I'm leaving OK in the first week of Sept for training in MS. However, I am going via ND and WI to do some hunting and to drop my dogs off. I'm assuming it will still be pretty hot here when I depart.

Currently, I plan on putting my 2 labs in their kennels in the back of my p/u. I don't have a topper so they'll have plenty of air moving around them. However, will the sun be too intense and "bake" the kennels as I drive? I know I'll need to stop often and provide water and relief, but I guess I'm just looking for suggestions from anyone whose had to travel in this manner.

Any help is appreciated.

Mike


----------



## Bobm (Aug 26, 2003)

I would travel at night or let them ride in the cab it can be hot as hell in early sept in Wisconsin


----------



## taddy1340 (Dec 10, 2004)

Bob,

Thanks...that may be what I have to do. Night and possibly in the cab with my wife, 20 month-old and soon-to-be newborn. Tight Fit!

:lol:


----------



## jonesy (Aug 3, 2006)

At night I would agree on, traffic will not be as brutal, on a dog when the suns not shining, or even into early morn, stop by 11, or noon, just depending on all other situations that are happening at that time. It is a pick and choose battle, ya never know what the weather will do. 
Thanks Jonesy


----------



## dukegoose (Jul 17, 2006)

Keeping your family in mind, I would just leave early in the morning. The kids and wife can sleep, and the dogs will be good to go. The nice thing about kids is you will have to stop alot. Just remeber to avoid rush-hour in major cities. The slow driving and hot weather could be real bad.


----------



## Scott Schuchard (Nov 23, 2002)

personely i would have the dogs inside the cab with me


----------



## griffman (Jan 17, 2004)

I agree that night and early am travel would be best but if that doesn't fit the plan.....this might work....

Last fall Kobe ran in a dog test. The temp was over 90 degrees. I froze a gallon jug of water, bought a small battery operated fan and Kobe had his own swamp cooler in his crate! It worked real well. Kobe laid right on the jug once in a while as he waited for his turn to run. He also licked the condesation off the jug as it would sweat.
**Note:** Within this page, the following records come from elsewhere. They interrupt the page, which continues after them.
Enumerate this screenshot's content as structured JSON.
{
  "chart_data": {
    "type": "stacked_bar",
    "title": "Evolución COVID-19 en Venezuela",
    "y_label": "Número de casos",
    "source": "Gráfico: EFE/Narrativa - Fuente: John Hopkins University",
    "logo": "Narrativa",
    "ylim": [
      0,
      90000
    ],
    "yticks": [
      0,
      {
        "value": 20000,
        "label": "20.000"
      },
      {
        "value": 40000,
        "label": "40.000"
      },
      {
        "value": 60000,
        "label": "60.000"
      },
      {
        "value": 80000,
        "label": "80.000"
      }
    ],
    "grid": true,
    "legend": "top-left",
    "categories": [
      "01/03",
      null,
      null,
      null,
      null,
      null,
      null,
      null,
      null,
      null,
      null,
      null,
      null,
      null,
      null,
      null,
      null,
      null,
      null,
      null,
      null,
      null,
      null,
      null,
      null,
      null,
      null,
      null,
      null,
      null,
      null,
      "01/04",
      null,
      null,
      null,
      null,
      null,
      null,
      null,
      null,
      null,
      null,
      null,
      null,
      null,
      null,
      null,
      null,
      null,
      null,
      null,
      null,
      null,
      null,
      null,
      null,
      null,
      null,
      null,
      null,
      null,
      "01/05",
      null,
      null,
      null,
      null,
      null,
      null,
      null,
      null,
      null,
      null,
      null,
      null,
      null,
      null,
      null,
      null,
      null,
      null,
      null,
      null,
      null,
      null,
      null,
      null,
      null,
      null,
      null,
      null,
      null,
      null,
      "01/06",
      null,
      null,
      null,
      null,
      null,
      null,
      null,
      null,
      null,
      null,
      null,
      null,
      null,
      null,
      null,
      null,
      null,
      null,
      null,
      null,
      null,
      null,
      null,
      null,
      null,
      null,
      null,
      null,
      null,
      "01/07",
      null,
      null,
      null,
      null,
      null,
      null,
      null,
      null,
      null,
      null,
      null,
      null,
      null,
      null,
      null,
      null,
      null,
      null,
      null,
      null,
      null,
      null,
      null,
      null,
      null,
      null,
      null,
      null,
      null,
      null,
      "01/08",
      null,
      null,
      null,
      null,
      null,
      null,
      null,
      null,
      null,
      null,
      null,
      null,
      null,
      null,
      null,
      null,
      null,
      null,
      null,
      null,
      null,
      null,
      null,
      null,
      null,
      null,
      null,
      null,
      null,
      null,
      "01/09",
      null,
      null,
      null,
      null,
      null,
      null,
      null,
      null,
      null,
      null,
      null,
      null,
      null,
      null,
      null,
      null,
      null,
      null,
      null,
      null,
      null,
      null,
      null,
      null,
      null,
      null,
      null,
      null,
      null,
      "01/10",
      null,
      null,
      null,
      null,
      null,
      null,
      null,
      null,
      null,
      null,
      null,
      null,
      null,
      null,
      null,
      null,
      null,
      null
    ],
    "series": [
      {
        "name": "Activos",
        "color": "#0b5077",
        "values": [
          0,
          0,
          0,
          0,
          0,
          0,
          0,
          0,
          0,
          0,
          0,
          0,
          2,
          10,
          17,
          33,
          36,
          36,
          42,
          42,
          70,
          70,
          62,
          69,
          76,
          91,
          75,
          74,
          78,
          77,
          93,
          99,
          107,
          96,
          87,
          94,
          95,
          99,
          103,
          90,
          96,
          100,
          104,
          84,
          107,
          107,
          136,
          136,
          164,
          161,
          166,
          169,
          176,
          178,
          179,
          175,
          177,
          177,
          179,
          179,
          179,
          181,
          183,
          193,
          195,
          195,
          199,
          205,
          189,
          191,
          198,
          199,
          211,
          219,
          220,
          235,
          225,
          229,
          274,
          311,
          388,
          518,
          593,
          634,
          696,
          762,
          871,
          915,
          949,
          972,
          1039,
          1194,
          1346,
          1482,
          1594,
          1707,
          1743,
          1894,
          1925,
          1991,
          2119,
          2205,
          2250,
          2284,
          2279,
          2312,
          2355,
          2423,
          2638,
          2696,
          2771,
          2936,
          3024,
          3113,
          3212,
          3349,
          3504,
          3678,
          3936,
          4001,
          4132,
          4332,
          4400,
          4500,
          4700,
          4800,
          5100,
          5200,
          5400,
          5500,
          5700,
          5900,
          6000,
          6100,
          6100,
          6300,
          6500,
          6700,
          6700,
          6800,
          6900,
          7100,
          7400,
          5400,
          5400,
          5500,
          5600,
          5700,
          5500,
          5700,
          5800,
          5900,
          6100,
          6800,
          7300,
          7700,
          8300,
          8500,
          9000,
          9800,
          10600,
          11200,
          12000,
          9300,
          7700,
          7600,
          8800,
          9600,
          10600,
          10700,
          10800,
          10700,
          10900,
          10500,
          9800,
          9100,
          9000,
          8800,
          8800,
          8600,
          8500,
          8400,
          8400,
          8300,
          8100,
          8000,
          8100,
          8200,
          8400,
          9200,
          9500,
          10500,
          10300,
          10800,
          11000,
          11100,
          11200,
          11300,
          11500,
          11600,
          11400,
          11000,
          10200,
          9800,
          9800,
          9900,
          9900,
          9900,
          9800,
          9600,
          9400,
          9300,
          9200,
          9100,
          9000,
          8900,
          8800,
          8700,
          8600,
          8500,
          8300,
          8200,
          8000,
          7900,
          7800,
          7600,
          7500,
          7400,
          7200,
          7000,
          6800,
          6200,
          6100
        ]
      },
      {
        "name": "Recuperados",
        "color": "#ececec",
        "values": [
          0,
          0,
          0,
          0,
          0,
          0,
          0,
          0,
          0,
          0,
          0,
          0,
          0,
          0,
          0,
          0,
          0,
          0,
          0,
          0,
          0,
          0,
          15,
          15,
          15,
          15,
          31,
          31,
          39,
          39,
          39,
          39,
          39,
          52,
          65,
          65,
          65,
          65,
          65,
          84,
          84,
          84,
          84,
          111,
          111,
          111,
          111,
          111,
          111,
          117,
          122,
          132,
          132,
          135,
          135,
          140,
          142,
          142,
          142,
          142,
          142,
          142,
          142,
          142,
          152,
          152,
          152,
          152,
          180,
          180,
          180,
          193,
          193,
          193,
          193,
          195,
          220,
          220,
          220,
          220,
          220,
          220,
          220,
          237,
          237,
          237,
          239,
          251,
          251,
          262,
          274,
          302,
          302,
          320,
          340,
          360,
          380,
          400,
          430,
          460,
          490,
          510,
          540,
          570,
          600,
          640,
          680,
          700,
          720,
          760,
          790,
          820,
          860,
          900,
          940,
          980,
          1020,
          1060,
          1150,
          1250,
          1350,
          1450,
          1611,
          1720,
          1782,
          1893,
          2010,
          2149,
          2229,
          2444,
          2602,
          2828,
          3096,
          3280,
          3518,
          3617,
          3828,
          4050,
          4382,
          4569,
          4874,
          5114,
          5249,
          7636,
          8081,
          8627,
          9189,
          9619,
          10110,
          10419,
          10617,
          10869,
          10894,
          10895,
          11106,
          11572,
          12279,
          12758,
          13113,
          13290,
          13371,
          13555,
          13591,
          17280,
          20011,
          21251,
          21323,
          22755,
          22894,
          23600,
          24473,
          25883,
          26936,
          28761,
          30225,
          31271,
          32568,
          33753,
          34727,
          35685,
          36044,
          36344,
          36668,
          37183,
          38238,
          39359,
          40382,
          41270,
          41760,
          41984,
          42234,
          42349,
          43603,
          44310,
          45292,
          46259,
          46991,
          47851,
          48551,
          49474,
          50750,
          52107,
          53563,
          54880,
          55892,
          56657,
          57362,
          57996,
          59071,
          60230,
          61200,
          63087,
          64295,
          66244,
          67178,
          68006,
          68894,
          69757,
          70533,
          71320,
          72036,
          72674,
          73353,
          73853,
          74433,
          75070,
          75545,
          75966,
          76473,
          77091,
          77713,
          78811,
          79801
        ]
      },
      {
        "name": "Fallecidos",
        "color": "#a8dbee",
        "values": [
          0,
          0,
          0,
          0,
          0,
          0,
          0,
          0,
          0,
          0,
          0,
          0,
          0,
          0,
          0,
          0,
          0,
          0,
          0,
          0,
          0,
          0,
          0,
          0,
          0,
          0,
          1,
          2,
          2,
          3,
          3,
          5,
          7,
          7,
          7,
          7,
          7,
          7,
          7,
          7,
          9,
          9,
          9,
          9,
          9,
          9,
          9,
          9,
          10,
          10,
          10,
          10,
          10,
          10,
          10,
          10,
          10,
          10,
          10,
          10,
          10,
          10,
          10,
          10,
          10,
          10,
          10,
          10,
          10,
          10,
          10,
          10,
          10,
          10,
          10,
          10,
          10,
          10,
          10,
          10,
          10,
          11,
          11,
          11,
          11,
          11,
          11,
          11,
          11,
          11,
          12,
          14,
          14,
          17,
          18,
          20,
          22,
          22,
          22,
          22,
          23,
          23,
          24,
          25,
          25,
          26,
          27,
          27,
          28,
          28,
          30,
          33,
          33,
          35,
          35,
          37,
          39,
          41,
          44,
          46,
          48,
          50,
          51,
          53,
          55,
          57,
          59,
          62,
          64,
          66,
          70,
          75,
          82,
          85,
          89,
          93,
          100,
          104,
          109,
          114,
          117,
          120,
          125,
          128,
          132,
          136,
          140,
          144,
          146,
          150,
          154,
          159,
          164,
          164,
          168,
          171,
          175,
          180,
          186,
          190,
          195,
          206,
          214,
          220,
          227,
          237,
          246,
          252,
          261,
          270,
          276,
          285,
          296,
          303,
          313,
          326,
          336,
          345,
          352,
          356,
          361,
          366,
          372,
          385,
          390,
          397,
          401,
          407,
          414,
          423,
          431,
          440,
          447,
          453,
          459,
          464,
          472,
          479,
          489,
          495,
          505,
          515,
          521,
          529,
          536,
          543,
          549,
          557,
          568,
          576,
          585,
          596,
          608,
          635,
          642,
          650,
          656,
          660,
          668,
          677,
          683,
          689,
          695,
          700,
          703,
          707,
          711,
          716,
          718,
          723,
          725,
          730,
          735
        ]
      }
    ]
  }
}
If your crate is big enough, you could stick one jug in the front of the crate and one in the rear, the air movement from the ride should be enough to swirl cold air off the ice jugs. You could buy a fan too, they are only about $10 and can be wired right to the gate of the crate.

The only problem with the ice jugs would be if you need to stop quickly or get into an accident. The jugs will slide around a bit. With a little ingenuity, I'd think you could figure out how to strap them down to make them safe for travel. I didn't travel with Kobe and the jug, he was in the air conditioning with me!

I have never tried this but I bet it would work....Try the ice jug thing with the fan and use an insulated crate cover. I bet it would feel like an iced cooler inside the crate! It might look pretty funny driving down the road with the dog crate all covered and zipped up! I'd test this method before the trip, I'd stick a thermometer in there with the jugs, fan and sealed crate without the dog....see what happens?


----------